Earlier today, my attention was drawn to a tweet from John Infante, a former NCAA compliance officer who writes the Bylaw Blog for Athnet. I've written a fair amount about the NCAA and its relationship with "student-athletes" before, so I thought this latest tidbit was worth sharing. In an article teased in his own tweet, Infante writes:
In the wake of last summer’s highly publicized transfer battles (Ed. Note: like these), the news that the NCAA was looking at changing the transfer rules was refreshing. What appeared to be an inconsistent standard for waivers along with student-athletes needed permission to contact other schools lead to a popular backlash against the NCAA’s transfer regulations, a sentiment that was echoed by NCAA President Mark Emmert... 
There is no formal proposal yet, but the Leadership Council published a set of principles for updated transfer rules that make it easy to see what those specific rules might be.
One of those principles is the topic of this post (and of Infante's tweet), the principle regarding a GPA contingency:


In general, I think this principle is a clear step in the right direction, as it restores some rights to student-athletes who, through no fault of their own, are left in a situation that is dramatically different from the one they entered (like a coach leaving for the NFL, or dying, or a program being put on probation for violations that occurred before the player arrived, etc.). It also hypothetically provides these student-athletes with an incentive to actually go to class, which is definitely a positive for everyone involved.

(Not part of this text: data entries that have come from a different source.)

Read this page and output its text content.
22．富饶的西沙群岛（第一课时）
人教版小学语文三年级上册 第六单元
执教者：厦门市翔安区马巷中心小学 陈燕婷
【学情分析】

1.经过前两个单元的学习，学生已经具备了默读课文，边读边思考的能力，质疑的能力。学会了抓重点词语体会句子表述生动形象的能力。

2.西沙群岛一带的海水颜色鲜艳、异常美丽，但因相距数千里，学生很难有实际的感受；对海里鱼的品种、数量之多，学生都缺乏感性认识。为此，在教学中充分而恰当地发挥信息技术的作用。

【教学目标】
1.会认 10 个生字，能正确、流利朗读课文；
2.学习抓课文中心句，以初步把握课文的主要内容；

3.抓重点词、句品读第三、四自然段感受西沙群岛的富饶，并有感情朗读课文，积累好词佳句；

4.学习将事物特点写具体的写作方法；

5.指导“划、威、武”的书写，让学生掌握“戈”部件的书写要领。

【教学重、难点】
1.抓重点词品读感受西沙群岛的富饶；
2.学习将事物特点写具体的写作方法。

However, as usual, it wouldn't be a policy if there weren't some unintended consequences to consider. In this case, I see a great problem with setting a GPA threshold that doesn't (and can't) vary based on the quality of the institution. Are we to pretend that a 2.6 GPA is as easily attainable at Stanford or Notre Dame as it is at San Jose State or Arizona? Since we know that it isn't, doesn't this proposal effectively penalize those students who choose to go to schools with rigorous academics? And by extension, isn't it also penalizing those schools for not watering down their academic programs to benefit the student-athletes? If so, is that really what we want our NCAA policies to be doing?

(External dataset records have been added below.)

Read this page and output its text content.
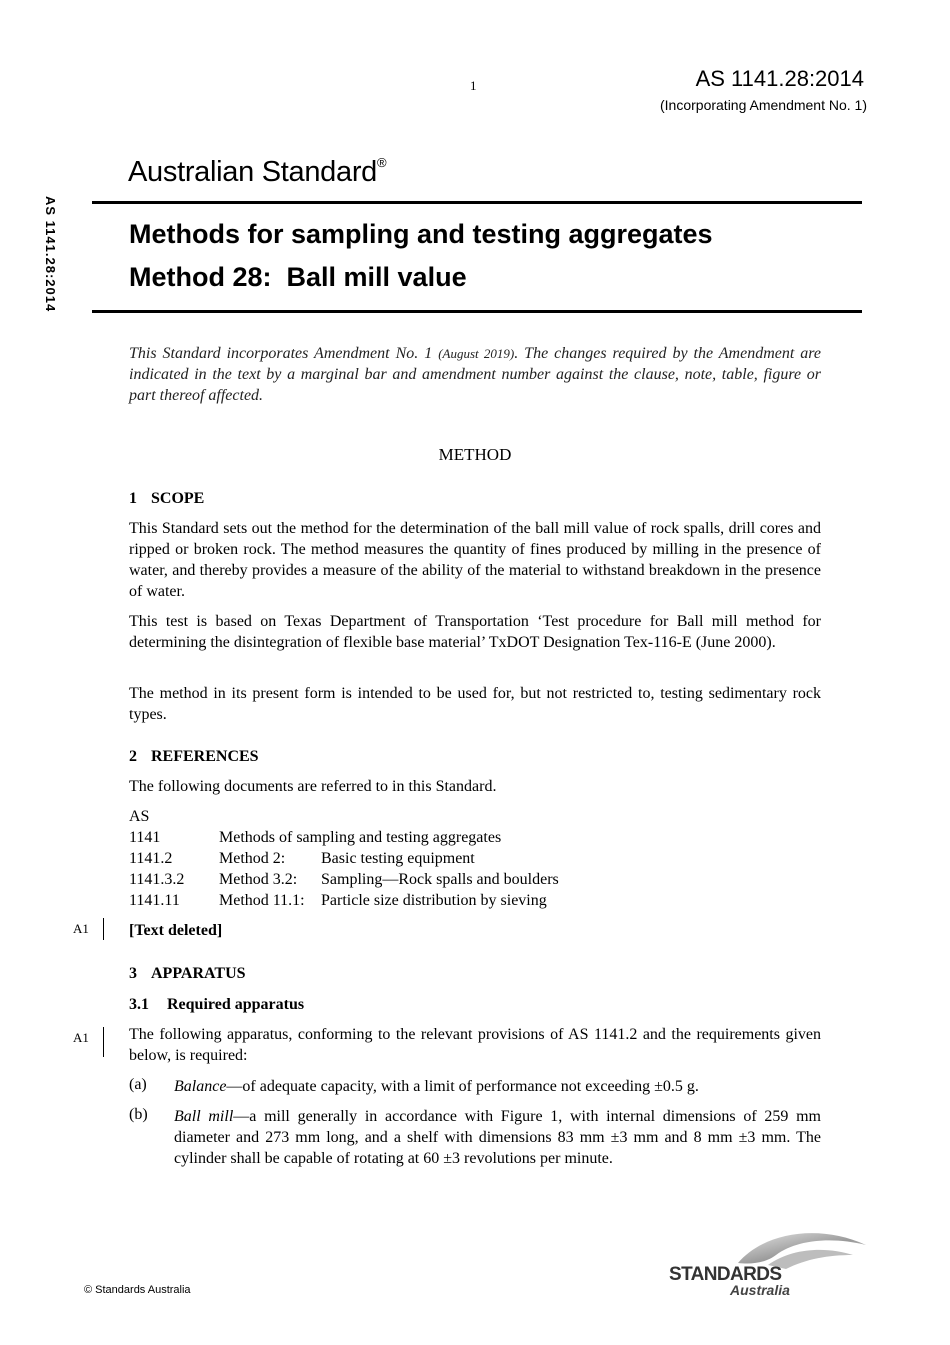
1	AS 1141.28:2014
(Incorporating Amendment No. 1)
AS 1141.28:2014
Australian Standard®
Methods for sampling and testing aggregates
Method 28:  Ball mill value
This Standard incorporates Amendment No. 1 (August 2019). The changes required by the Amendment are indicated in the text by a marginal bar and amendment number against the clause, note, table, figure or part thereof affected.
METHOD
1 SCOPE
This Standard sets out the method for the determination of the ball mill value of rock spalls, drill cores and ripped or broken rock. The method measures the quantity of fines produced by milling in the presence of water, and thereby provides a measure of the ability of the material to withstand breakdown in the presence of water.
This test is based on Texas Department of Transportation ‘Test procedure for Ball mill method for determining the disintegration of flexible base material’ TxDOT Designation Tex-116-E (June 2000).
The method in its present form is intended to be used for, but not restricted to, testing sedimentary rock types.
2 REFERENCES
The following documents are referred to in this Standard.
AS
1141	Methods of sampling and testing aggregates
1141.2	Method 2: Basic testing equipment
1141.3.2 Method 3.2: Sampling—Rock spalls and boulders
1141.11 Method 11.1: Particle size distribution by sieving
A1	[Text deleted]
3 APPARATUS
3.1 Required apparatus
A1	The following apparatus, conforming to the relevant provisions of AS 1141.2 and the requirements given below, is required:
(a) Balance—of adequate capacity, with a limit of performance not exceeding ±0.5 g.
(b) Ball mill—a mill generally in accordance with Figure 1, with internal dimensions of 259 mm diameter and 273 mm long, and a shelf with dimensions 83 mm ±3 mm and 8 mm ±3 mm. The cylinder shall be capable of rotating at 60 ±3 revolutions per minute.
© Standards Australia
STANDARDS
Australia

As I wrote in a Twitter response to this news, encouraging schools to downgrade the rigor of their academic programs is a poor long-term strategy. Unfortunately, that's arguably what this policy would do, simply because of the incentives that it creates for student-athletes when they are considering schools. If an athlete with a 2.6 GPA has more rights than an athlete without one, then every kid should do everything in his power to make sure that he can attain a 2.6 GPA.

In an ideal world, that would mean that the athletes in question would all buckle down and work harder in school, and we'd end up with a world full of student-athletes with sparkling collegiate transcripts. But over here in the real world, all it does is encourage the kids to go to schools where they can get a 2.6 just by showing up, thereby immediately receiving more rights as an athlete.

Is that really what we want? Do we actually want to steer athletes away from the top academic schools, simply because they're likely to have more rights at the lower-tier ones? I don't think so, and I hardly think that's the idea at the core of this proposal. But unintended consequences are consequences nonetheless, and they require careful consideration by policy-makers at all levels of governance.

This winter, we have seen several top-rated schools play in meaningful football games—from Northwestern gaining its first bowl win since 1949 to Stanford winning the Rose Bowl for the first time in 40 years to Notre Dame playing for the national title for the first time in what seems like forever. Hell, even Vanderbilt won itself a bowl game, in a bowl season where most SEC teams can't seem to get out of their own way.

Against all odds, teams are finding a way to excel both in athletics and in academics, and yet the NCAA wants to pass a rule that would take us in the opposite direction, even if unintentionally. That would be a terrible shame, and I encourage the NCAA to reconsider this proposal, which has good intentions but potentially dire consequences.